Setting up a home storage network

08.01.2007

I work from a home office and telecommute four days a week. I have a Computerworld -issue laptop, a home computer where I pay the bills and keep personal business, a Windows XP PC for my daughter, a Wi-Fi-enabled laptop that I use for mobility around the house and an Apple iMac I use for multimedia and for testing purposes. I have different data sets scattered across all of those machines, yet I'd like to be able to access any data from any machine. If I'm working on my home machine I'd like to check in on my work files rather than go downstairs to my work computer. If I switch to my wireless laptop in the living room, I'd like access to both my personal and professional data.

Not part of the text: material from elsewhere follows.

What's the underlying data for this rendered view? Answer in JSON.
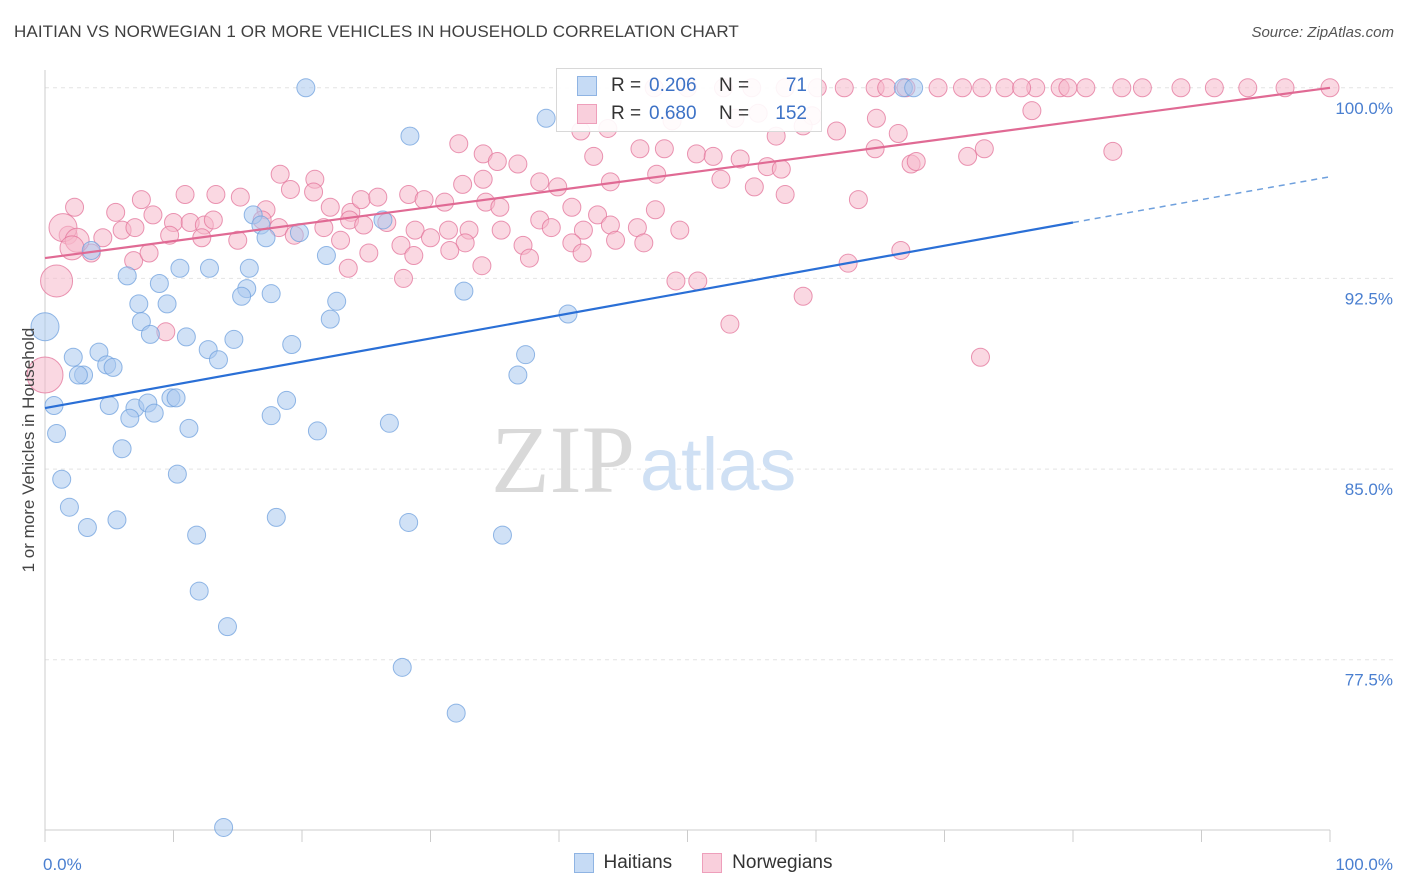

Since all of my machines are networked, I could use Windows networking to share folders on each, but with five different machines the shared folder scenario becomes a bit confusing. The arrangement also has its quirks. Most recently someone shut off a computer upstairs that contained an important Excel spreadsheet that I had open. The file became corrupted and I was unable to recover it.

With a shared file space on a NAS device, I could place all of those files in one location and make them available from any workstation in the house. A dedicated shared storage device would also use less power than a shared folder on a computer, and because the units don't use a cooling fan, they run quieter too.

My other issue is backups. Like most people, I don't do them often enough -- in part because digital photos and other multimedia files have swelled the size of backups, requiring multidisc backup sets that I have to baby-sit.

For my purposes, a NAS device must integrate storage needs in a home office environment where a heterogeneous mix of business and consumer machines need access to common files. That includes Windows and Mac clients. Linux support is a plus, although I do not have any such machines in use at this time. It also needs to provide consistent, consolidated backup, access to common files -- for both wireless and wired machines -- and secure access using basic password protection.